Pedro Sánchez Castejón será investido presidente del Gobierno de España en la primera semana de marzo con el apoyo expreso de Ciudadanos y el aval tácito de alguno de los dos grupos que se sitúan en los extremos del Hemiciclo, PP o Podemos. Es sabido que el aleteo errático de una mariposa en el corazón de la selva de Borneo puede provocar un huracán en Australia. De idéntico modo, las dudas de algún ignoto gestor de fondos de pensiones en Texas sobre la solvencia de la banca comercial holandesa van a determinar que sean Pablo Iglesias o los albaceas testamentarios de Rajoy quienes apuntalen en la sesión de investidura la inminente coalición de los partidos del centro. Porque, a estas inciertas horas, los mismos expertos oficiales que hace apenas treinta días andaban predicando a los gentiles la buena nueva del final de la Gran Recesión ya se han visto forzados a admitir que no tenían ni idea de lo que en verdad sucedía. Y eso, la abrumadora constatación empírica en los mercados de que el desastre todavía va para largo, está llamado a tener una consecuencia inmediata en las negociaciones para formar Gobierno en España; de hecho, ya la ha tenido.
Porque el nuevo maremoto en las expectativas económicas globales obliga –y conjugo ese verbo en presente– a subir la presión fiscal en el Reino de España ahora mismo. Sí, ahora mimo. Tras todo lo que está pasando en la Bolsa y en los mercados de deuda, al nuevo Ejecutivo, lo apoye quien lo apoye, no le va a quedar otro remedio que forzar un incremento de la recaudación tributaria del Estado.
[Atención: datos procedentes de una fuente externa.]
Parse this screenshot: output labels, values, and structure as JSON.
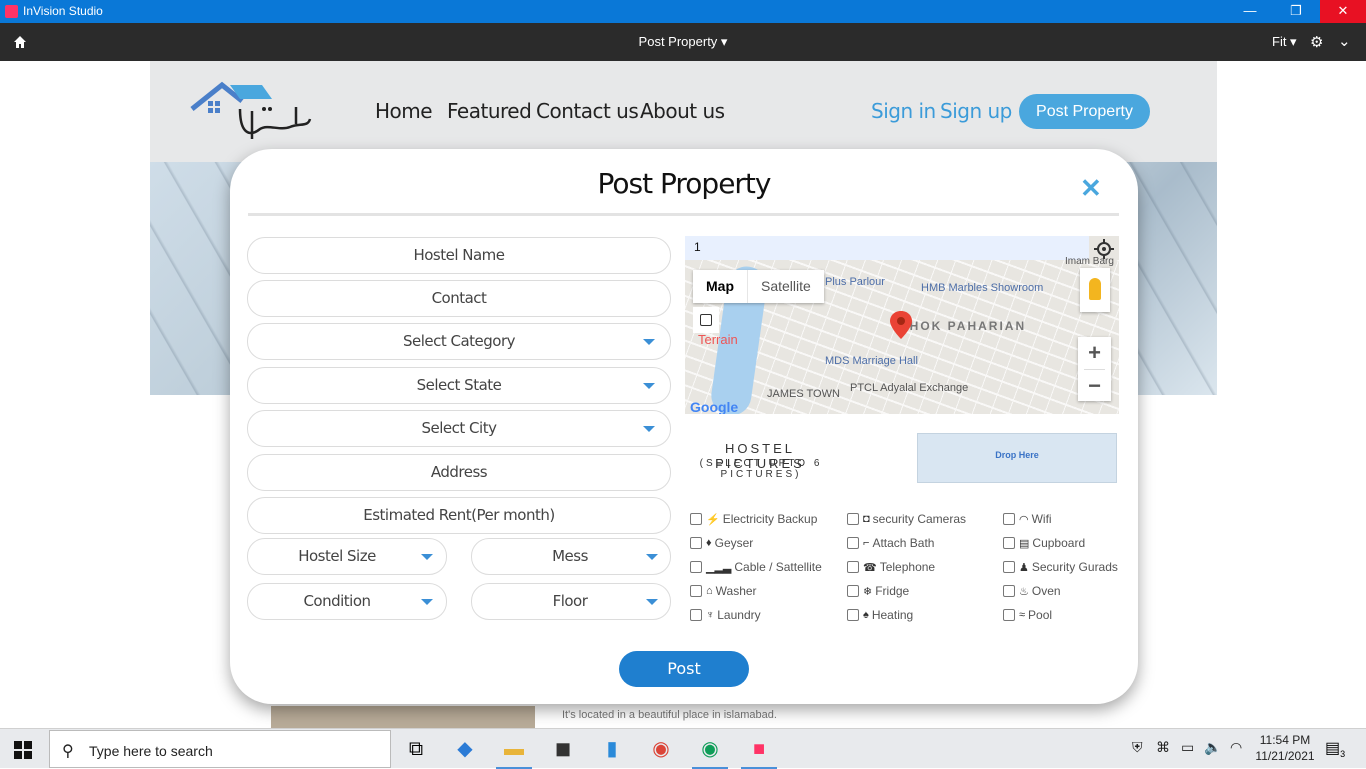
{
  "window": {
    "app_title": "InVision Studio",
    "min": "—",
    "max": "❐",
    "close": "✕"
  },
  "toolbar": {
    "document_title": "Post Property ▾",
    "zoom": "Fit ▾",
    "settings_icon": "gear-icon",
    "account_icon": "chevron-down-icon"
  },
  "site": {
    "nav": [
      "Home",
      "Featured",
      "Contact us",
      "About us"
    ],
    "sign_in": "Sign in",
    "sign_up": "Sign up",
    "post_property": "Post Property",
    "bg_text": "It's located in a beautiful place in islamabad."
  },
  "modal": {
    "title": "Post Property",
    "close": "✕",
    "fields": {
      "hostel_name": "Hostel Name",
      "contact": "Contact",
      "category": "Select Category",
      "state": "Select State",
      "city": "Select City",
      "address": "Address",
      "rent": "Estimated Rent(Per month)",
      "hostel_size": "Hostel Size",
      "mess": "Mess",
      "condition": "Condition",
      "floor": "Floor"
    },
    "map": {
      "search_value": "1",
      "map_tab": "Map",
      "satellite_tab": "Satellite",
      "terrain": "Terrain",
      "labels": [
        "Plus Parlour",
        "HMB Marbles Showroom",
        "DHOK PAHARIAN",
        "MDS Marriage Hall",
        "PTCL Adyalal Exchange",
        "JAMES TOWN",
        "Imam Barg"
      ],
      "zoom_in": "+",
      "zoom_out": "−",
      "google": "Google"
    },
    "pictures": {
      "title": "HOSTEL PICTURES",
      "subtitle": "(SELECT UPTO 6 PICTURES)",
      "drop": "Drop Here"
    },
    "amenities": [
      [
        "Electricity Backup",
        "security Cameras",
        "Wifi"
      ],
      [
        "Geyser",
        "Attach Bath",
        "Cupboard"
      ],
      [
        "Cable / Sattellite",
        "Telephone",
        "Security Gurads"
      ],
      [
        "Washer",
        "Fridge",
        "Oven"
      ],
      [
        "Laundry",
        "Heating",
        "Pool"
      ]
    ],
    "post_button": "Post"
  },
  "taskbar": {
    "search_placeholder": "Type here to search",
    "time": "11:54 PM",
    "date": "11/21/2021",
    "notifications": "3"
  }
}
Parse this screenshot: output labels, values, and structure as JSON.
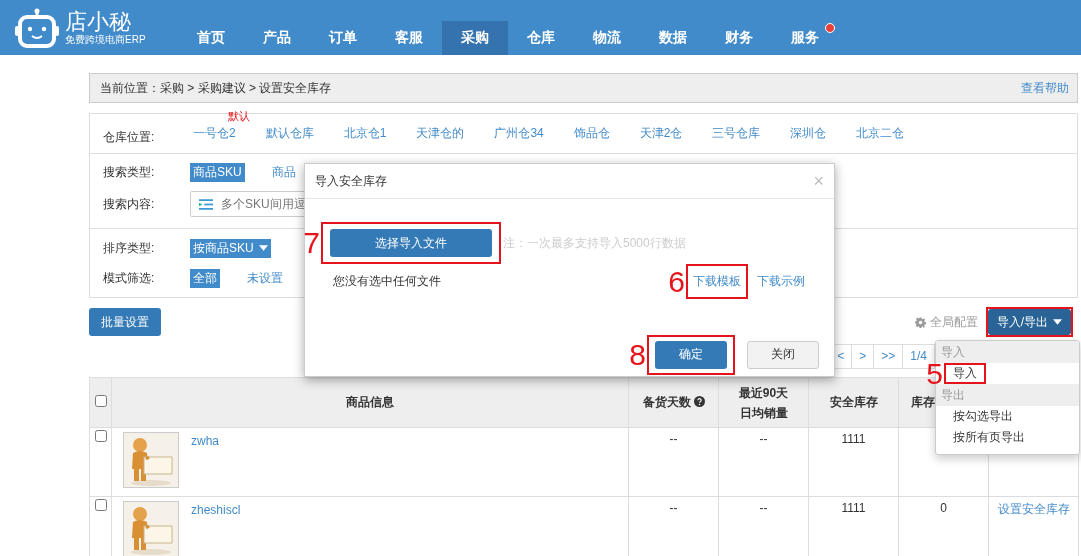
{
  "header": {
    "logo": {
      "name": "店小秘",
      "tagline": "免费跨境电商ERP"
    },
    "nav": [
      {
        "label": "首页",
        "selected": false,
        "notification": false
      },
      {
        "label": "产品",
        "selected": false,
        "notification": false
      },
      {
        "label": "订单",
        "selected": false,
        "notification": false
      },
      {
        "label": "客服",
        "selected": false,
        "notification": false
      },
      {
        "label": "采购",
        "selected": true,
        "notification": false
      },
      {
        "label": "仓库",
        "selected": false,
        "notification": false
      },
      {
        "label": "物流",
        "selected": false,
        "notification": false
      },
      {
        "label": "数据",
        "selected": false,
        "notification": false
      },
      {
        "label": "财务",
        "selected": false,
        "notification": false
      },
      {
        "label": "服务",
        "selected": false,
        "notification": true
      }
    ]
  },
  "breadcrumb": {
    "text": "当前位置：采购 > 采购建议 > 设置安全库存",
    "help_link": "查看帮助"
  },
  "filters": {
    "warehouse": {
      "label": "仓库位置:",
      "options": [
        {
          "label": "一号仓2",
          "tag": "默认"
        },
        {
          "label": "默认仓库"
        },
        {
          "label": "北京仓1"
        },
        {
          "label": "天津仓的"
        },
        {
          "label": "广州仓34"
        },
        {
          "label": "饰品仓"
        },
        {
          "label": "天津2仓"
        },
        {
          "label": "三号仓库"
        },
        {
          "label": "深圳仓"
        },
        {
          "label": "北京二仓"
        }
      ]
    },
    "search_type": {
      "label": "搜索类型:",
      "options": [
        {
          "label": "商品SKU",
          "selected": true
        },
        {
          "label": "商品",
          "selected": false
        }
      ]
    },
    "search_content": {
      "label": "搜索内容:",
      "placeholder": "多个SKU间用逗"
    },
    "sort_type": {
      "label": "排序类型:",
      "options": [
        {
          "label": "按商品SKU",
          "selected": true
        }
      ]
    },
    "mode_filter": {
      "label": "模式筛选:",
      "options": [
        {
          "label": "全部",
          "selected": true
        },
        {
          "label": "未设置",
          "selected": false
        }
      ]
    }
  },
  "toolbar": {
    "batch_button": "批量设置",
    "settings_link": "全局配置",
    "import_export_button": {
      "label": "导入/导出",
      "highlighted": true
    }
  },
  "pagination": [
    "<",
    ">",
    ">>",
    "1/4"
  ],
  "table": {
    "select_all_checked": false,
    "columns": [
      {
        "label": "商品信息"
      },
      {
        "label": "备货天数",
        "help": true
      },
      {
        "lines": [
          "最近90天",
          "日均销量"
        ]
      },
      {
        "label": "安全库存"
      },
      {
        "label": "库存"
      }
    ],
    "rows": [
      {
        "checked": false,
        "sku": "zwha",
        "stock_days": "--",
        "avg_sales": "--",
        "safety_stock": "1111"
      },
      {
        "checked": false,
        "sku": "zheshiscl",
        "stock_days": "--",
        "avg_sales": "--",
        "safety_stock": "1111",
        "stock": "0",
        "action": "设置安全库存"
      }
    ]
  },
  "modal": {
    "title": "导入安全库存",
    "close": "×",
    "choose_button": {
      "label": "选择导入文件",
      "highlighted": true,
      "step": "7"
    },
    "note": "注：一次最多支持导入5000行数据",
    "status": "您没有选中任何文件",
    "links": [
      {
        "label": "下载模板",
        "highlighted": true,
        "step": "6"
      },
      {
        "label": "下载示例",
        "highlighted": false
      }
    ],
    "buttons": [
      {
        "label": "确定",
        "kind": "primary",
        "highlighted": true,
        "step": "8"
      },
      {
        "label": "关闭",
        "kind": "default",
        "highlighted": false
      }
    ]
  },
  "dropdown_menu": {
    "groups": [
      {
        "header": "导入",
        "items": [
          {
            "label": "导入",
            "highlighted": true,
            "step": "5"
          }
        ]
      },
      {
        "header": "导出",
        "items": [
          {
            "label": "按勾选导出",
            "highlighted": false
          },
          {
            "label": "按所有页导出",
            "highlighted": false
          }
        ]
      }
    ]
  }
}
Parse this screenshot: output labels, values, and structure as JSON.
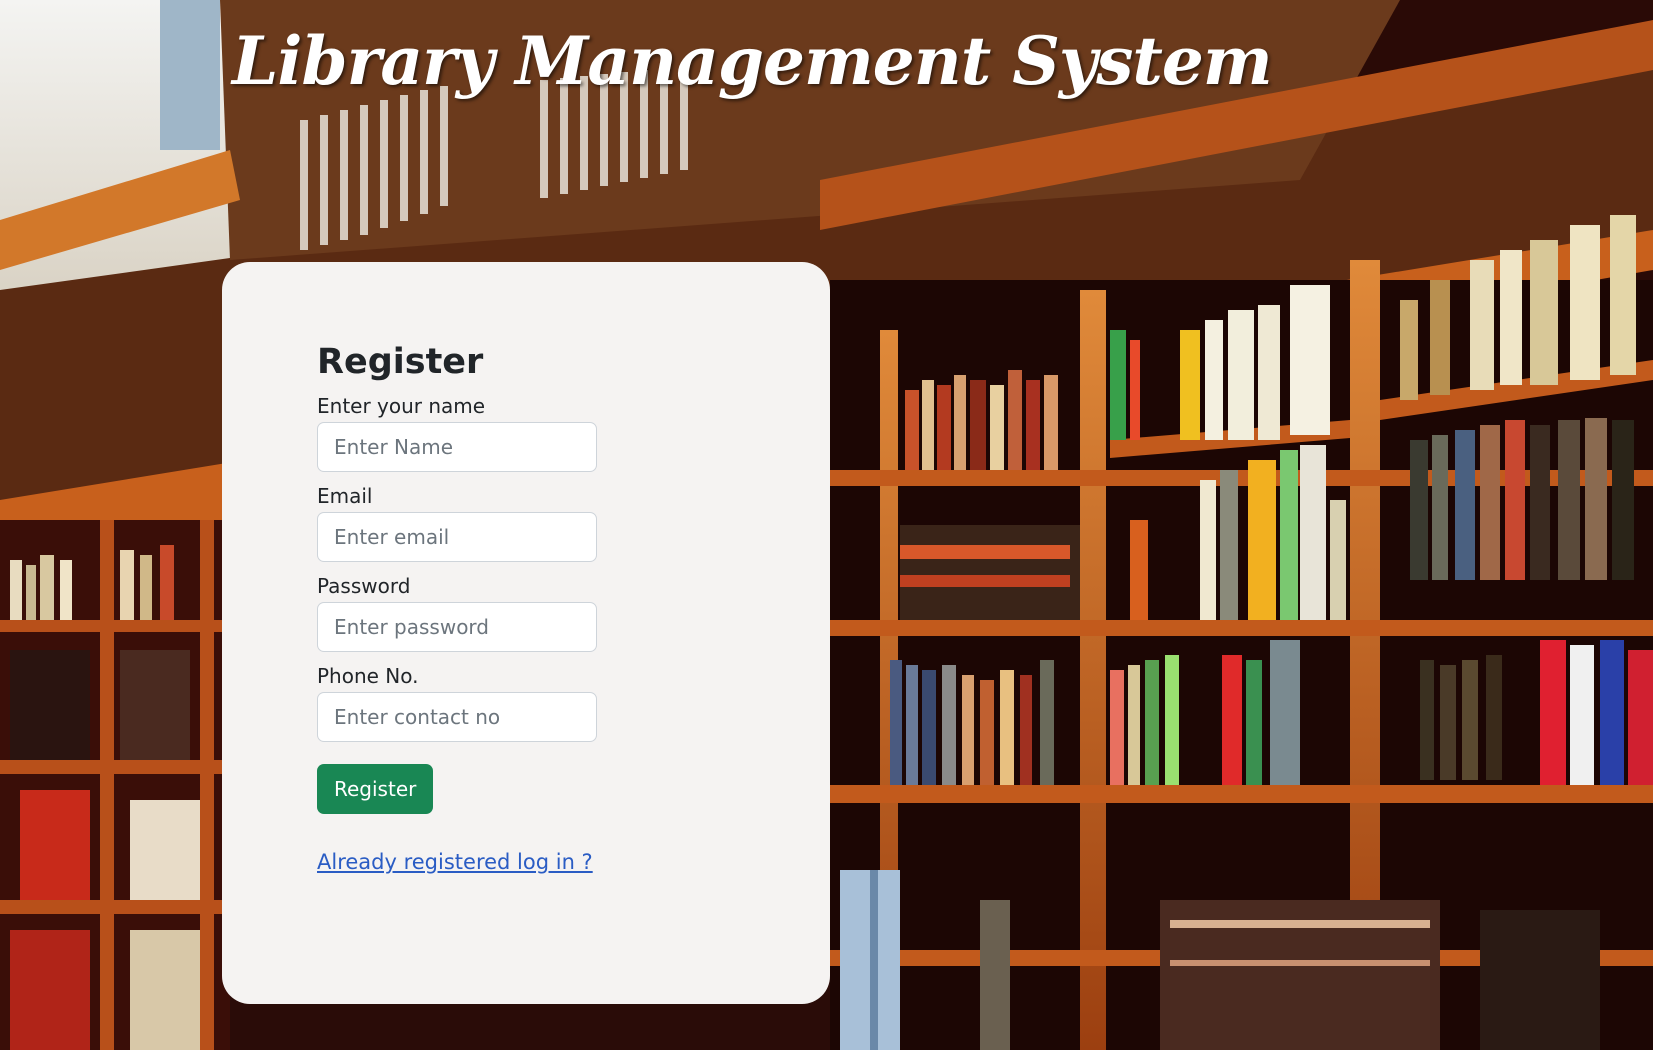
{
  "header": {
    "title": "Library Management System"
  },
  "register_form": {
    "heading": "Register",
    "fields": [
      {
        "label": "Enter your name",
        "placeholder": "Enter Name",
        "value": ""
      },
      {
        "label": "Email",
        "placeholder": "Enter email",
        "value": ""
      },
      {
        "label": "Password",
        "placeholder": "Enter password",
        "value": ""
      },
      {
        "label": "Phone No.",
        "placeholder": "Enter contact no",
        "value": ""
      }
    ],
    "submit_label": "Register",
    "login_link": "Already registered log in ?"
  },
  "colors": {
    "card_background": "#f5f3f2",
    "button_background": "#198754",
    "link": "#2a5cc4",
    "shelf_wood": "#b8561a",
    "shelf_dark": "#1a0604"
  }
}
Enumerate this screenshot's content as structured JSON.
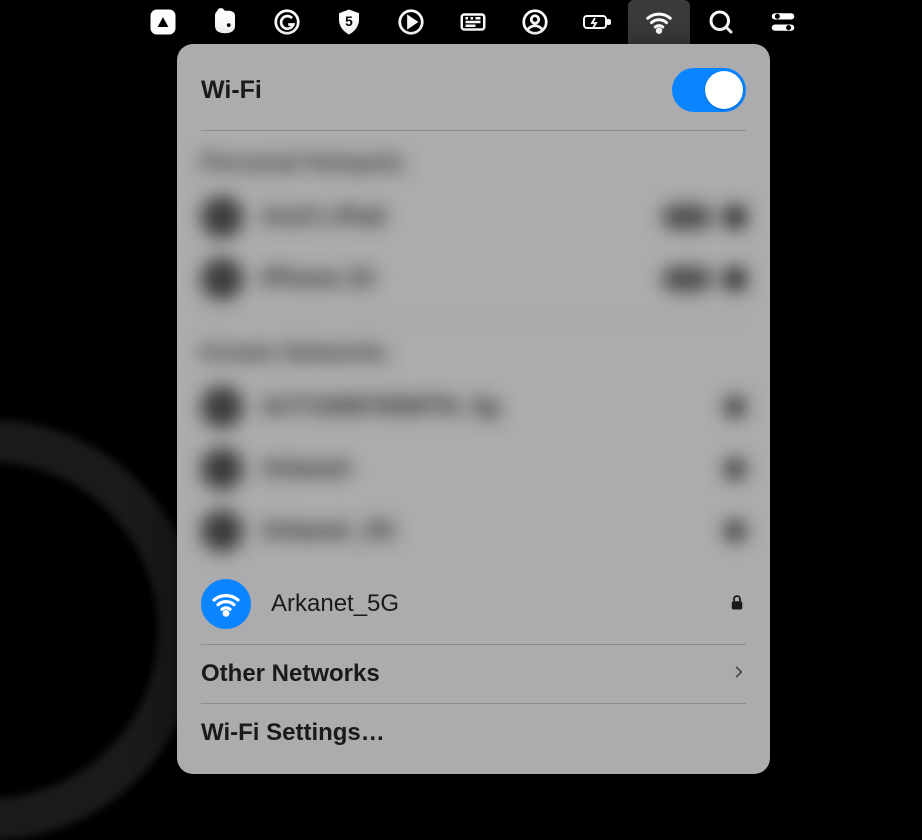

Y forzarla a muy corto plazo, ya. Algo, a diferencia del muy socorrido recurso a la emisión de bonos soberanos, que nunca sale políticamente gratis. Pero habrá que hacerlo. No queda otro remedio. Porque Bruselas bajo ningún concepto va a permitir la flexibilización en este instante de los objetivos de déficit. Piérdase toda esperanza, eso no va a ocurrir. Y la razón se llama sistema financiero. El desencuentro intelectual entre la elite dirigente norteamericana y la europea a la hora de diseñar una política económica común frente a la crisis remite a esa mima cuestión, la de la banca. En el fondo, la austeridad europea tan empecinadamente impuesta por Berlín no tiene más explicación lógica que el temor a que los miembros de la UE no fuesen capaces llegado el momento de rescatar a sus grandes grupos financieros nacionales.
Estados Unidos, con una máquina de fabricar billetes en los sótanos de la FED, una moneda de reserva mundial y unos bancos domésticos mucho más pequeños y manejables que los mastodontes europeos, pudo permitirse una política anticíclica de expansión fiscal. Europa, no. Ni pudo ni puede. La cuestión es simple: si los bancos estornudan, Bruselas tiembla. Y los bancos no paran de estornudar de un tiempo a esta parte. De ahí que la eventual vista gorda con el déficit español resulte una quimera. Así las cosas, descartado el miope dontancredismo del PP, el perentorio plan de urgencia social que evite una revuelta del pan a la tunecina –acaso un híbrido de las propuestas de PSOE, Ciudadanos y Podemos– solo podrá financiarse armonizando el tipo efectivo del Impuesto de Sociedades. Las grandes empresas tendrán que tributar de una vez por todas igual que las pymes. Ya agotados los recursos ordinarios del Estado, esos que fueron diseñados en su día para afrontar las crisis ordinarias, izar un último muro de contención frente a la pulsión antisistema costará entre un 1 y un 2% del PIB. Si el establishment es inteligente será el primero en querer pagarlo de grado. Si les parece muy caro, pueden leer a Lenin ahora que acaba de reeditarse en español su ¿Qué hacer? Esa, la tributaria, es la almendra de la negociación que en este mismo instante mantiene el presidente Sánchez con sus interlocutores. "O Mas o marzo" repetían sin cesar todos los altavoces mediáticos de CDC en vísperas del parto de los montes catalán. Y ni Mas ni marzo. "O Frente Popular o elecciones" replican ahora sus pares de la capital. Y ni lo uno ni lo otro. Al tiempo.